El tío Pedrín había estado con el pijama puesto, viendo su novela. Abrió el closet y se envolvió en su bata marrón de baño, se calzó sus viejos y entrañables ojotas –que él llamaba mis yanques –, puso una de sus tarjetas de presentación dentro de su carné y bajó al encuentro de los agentes del orden.

Pasó delante de Luis y le pidió las llaves. No le dijo más nada. Él había autorizado esta primera incursión en la adultez de su hijo, quien subió a su cuarto y de inmediato comenzó el interrogatorio.

—Luchito, primo, ¿Qué ha pasado? ¡Cuenta!

—Oficiales, buenas noches.

—Nada Meli, yo llegué al rata gorda tranquilazo.
— Ya, ¿y?
—Y bueno, bajé del carro, entré a la bodega y pedí la Coca-Cola, y la pagué. Fue un toque. Pensé en buscar a mi pata Edu que vive al costado, pero dije no. Mejor no.

—Buenas noches Sr.
—Permítanme presentarme: soy el Dr. Pedro Olórtegui. Acá les entrego mi tarjeta y mi carné.
—Buenas noches Dr. Olórtegui. Como sabrá, su mejor hijo ha sido encontrado a las veintiuna horas con diez minutos de la noche del presente día operando un vehículo automotor sin los documentos necesarios para tal operación.

—Pero al pasar por ahí, al llegar, ¿no habías visto al patrullero?
—La verdad que ni me fije Pilita. Yo solo manejé con cuidado. Ni siquiera hice sonar las llantas en las curvas.
—No será que ese mañoso del rata gorda… ay que feo apodo… pero has visto como nos mira hermana? Bueno, ¿no será que ese adefesio buchisapa del Don Juan les alertó?
—No creo. Todo fue rapidazo. Ni bien di la vuelta de manzana… ¡tamare! Debí dar vuelta en U ahí nomá… Ni bien di la primera vuelta, ya estaba esa lucezasa en mi ojo.

—Este muchacho! Maneja desde los cinco años. Yo lo sentaba en mis piernas y él llevaba el timón; luego, los cambios; y ya acá en Lima, cuando vinimos la familia completa porque me nombraron Vocal Supremo del Tribunal Agrario, todo el carro.
—Si doctor, entiendo. Pero esta es una falta grave. Como mi compañero puede constatar, su menor hijo no mostró ningún tipo de documento cuando se le fue requerido por la autoridad. Además, no respetó las señales de tránsito ni operó de manera apropiada las luces indicadoras.

—Pero y qué te dijeron los tombos?
—Me pidieron mis documentos pues, y yo solo tengo mi carné de aguilucho de Faucett de cuando fui a Moyobamba en avión. Luego me dijeron que maneje de vuelta a casa. Vine despacito, parando en cada esquina y poniendo todas las direccionales.

—Oficiales, tienen toda la razón. Es una falta grave y lo peor es que yo, en broma, le contesté a mi hijo que podía llevar el carro. Jamás pensé que lo tomaría en serio. Les ruego que, únicamente por esta vez, perdonen la falta de mi hijo, que en realidad es la mía. Tiene mi número ahí en la tarjeta, si en algún momento tiene alguna consulta jurídica.
—Bueno doctor Olórtegui, usted sabe cómo está la Policía, y esta es una falta grave: multa e internamiento del vehículo automotor en cuestión. Y…
—Como les repito oficiales: están en todo su derecho de proceder de acuerdo al reglamento, pero somos seres humanos y debemos también siempre ver los atenuantes del deli…de la infracción. Me encargaré de que esto jamás vuelva a ocurrir.

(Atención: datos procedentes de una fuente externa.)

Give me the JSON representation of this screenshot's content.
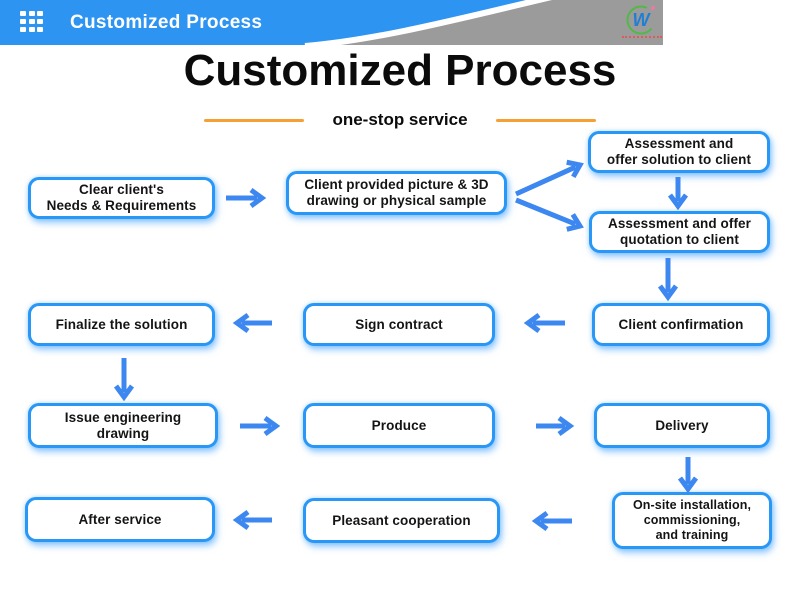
{
  "header": {
    "title": "Customized Process",
    "logo_mark": "W"
  },
  "main": {
    "title": "Customized Process",
    "subtitle": "one-stop service"
  },
  "flow": {
    "steps": [
      {
        "id": "clear-needs",
        "label": "Clear client's\nNeeds & Requirements"
      },
      {
        "id": "client-provided",
        "label": "Client provided picture & 3D\ndrawing or physical sample"
      },
      {
        "id": "assessment-solution",
        "label": "Assessment and\noffer solution to client"
      },
      {
        "id": "assessment-quotation",
        "label": "Assessment and offer\nquotation to client"
      },
      {
        "id": "client-confirmation",
        "label": "Client confirmation"
      },
      {
        "id": "sign-contract",
        "label": "Sign contract"
      },
      {
        "id": "finalize-solution",
        "label": "Finalize the solution"
      },
      {
        "id": "issue-engineering-drawing",
        "label": "Issue engineering\ndrawing"
      },
      {
        "id": "produce",
        "label": "Produce"
      },
      {
        "id": "delivery",
        "label": "Delivery"
      },
      {
        "id": "onsite-installation",
        "label": "On-site installation,\ncommissioning,\nand training"
      },
      {
        "id": "pleasant-cooperation",
        "label": "Pleasant cooperation"
      },
      {
        "id": "after-service",
        "label": "After service"
      }
    ]
  },
  "colors": {
    "header_blue": "#2E94F2",
    "header_gray": "#9B9B9B",
    "box_border": "#2997F5",
    "arrow_blue": "#3D87F0",
    "accent_orange": "#F5A033",
    "logo_green": "#52B848",
    "logo_blue": "#1F7FD4",
    "logo_red": "#E05A5A"
  }
}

—Ay primito, espero que te sirva de lección. Ven acá, dame un abrazo.
—¡Pero que conste que mi papá me autorizó ah! Además, no choque a nadie ni a nada, y la gaseosa llegó intacta.  

—Está bien doctor Olórtegui. Esperemos verlo pronto, pero en otras circunstancias. Tenga su carné.
—Gracias oficiales. Muy agradecido.

Pedrín logro sortear con éxito el “requerimiento” de los policías. Se sentía satisfecho y no estaba molesto con su hijo. Sabía que, a la mínima oportunidad, Luis iba a tomar el carro si es que contaba con su autorización. Y este había sido el caso.
Subió la escalera velozmente como lo seguiría haciendo por más de treinta años, entró a su cuarto, se quitó la bata marrón, y se dirigió al cuarto compartido.
Con la mirada fija en su hijo, el ceño fruncido, lanzó las llaves nuevamente a la cama y dijo: “Luis, anda guarda el carro”. Pilar y Melissa empezaron a reír y Luis suspiró aliviado. La había sacado barata. No tanto en realidad.

Un par de meses después, a pocos días de la navidad, los oficiales aquellos pasaron a saludar al Dr. Olórtegui y exigir su presente navideño. Luis, ese año, se quedaría sin el suyo.